Another form of adjuvants consists of particles that effectively deliver antigen to antigen-presenting dendritic cells and thus enhance antigen presentation. The immune system traps and processes particles such as bacteria or other microorganisms much more efficiently than soluble antigens. As a result, particulate antigens are much more effective than soluble ones. Examples of such adjuvants include emulsions, nanoparticles, immune-stimulating complexes, and liposomes.

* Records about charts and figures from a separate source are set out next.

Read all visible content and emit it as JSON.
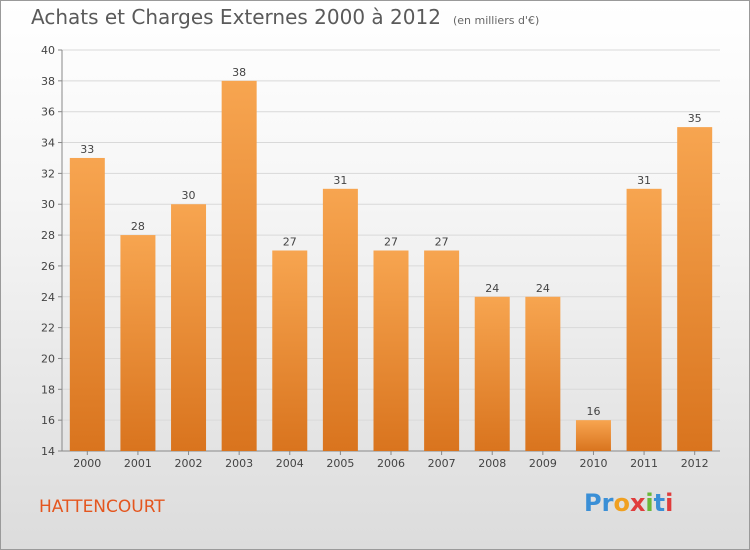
{
  "chart_data": {
    "type": "bar",
    "title": "Achats et Charges Externes 2000 à 2012",
    "subtitle": "(en milliers d'€)",
    "categories": [
      "2000",
      "2001",
      "2002",
      "2003",
      "2004",
      "2005",
      "2006",
      "2007",
      "2008",
      "2009",
      "2010",
      "2011",
      "2012"
    ],
    "values": [
      33,
      28,
      30,
      38,
      27,
      31,
      27,
      27,
      24,
      24,
      16,
      31,
      35
    ],
    "ylim": [
      14,
      40
    ],
    "yticks": [
      14,
      16,
      18,
      20,
      22,
      24,
      26,
      28,
      30,
      32,
      34,
      36,
      38,
      40
    ],
    "grid": true,
    "bar_color_top": "#f7a550",
    "bar_color_bottom": "#d9741e"
  },
  "labels": {
    "commune": "HATTENCOURT",
    "logo_letters": [
      {
        "ch": "P",
        "color": "#3a8fd6"
      },
      {
        "ch": "r",
        "color": "#3a8fd6"
      },
      {
        "ch": "o",
        "color": "#f0a020"
      },
      {
        "ch": "x",
        "color": "#e03c3c"
      },
      {
        "ch": "i",
        "color": "#6ab83a"
      },
      {
        "ch": "t",
        "color": "#3a8fd6"
      },
      {
        "ch": "i",
        "color": "#e03c3c"
      }
    ]
  }
}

Some antigens trigger innate immune responses by simply causing tissue damage and inflammation. Aluminum-based adjuvants cause release of inflammatory molecules and cytokines, triggering innate immunity.
Saponin-based adjuvants and water in oil emulsions also act by causing inflammation. Saponins (triterpene glycosides) are detergent-like molecules derived from the bark of the soapbark tree (Quillaja saponaria). Saponin-based adjuvants may selectively stimulate TH1 activity.
Another form of adjuvant contains microbial products that often represent pathogen-associated molecular patterns that trigger innate immunity. As a result, they activate dendritic cells and macrophages through toll-like receptors and stimulate the secretion of critical cytokines such as IL-1 and IL-12. Depending on the specific microbial product used, they may enhance either TH1 or TH2 responses.
Commonly used microbial immunostimulants include lipopolysaccharides (or their detoxified derivatives), killed anaerobic corynebacteria (especially Propionibacterium acnes), and killed Mycobacteria.
Many commercially available and proprietary adjuvants are combinations. For example, very effective adjuvants can be constructed by combining particulate or depot adjuvants with an immunostimulatory agent.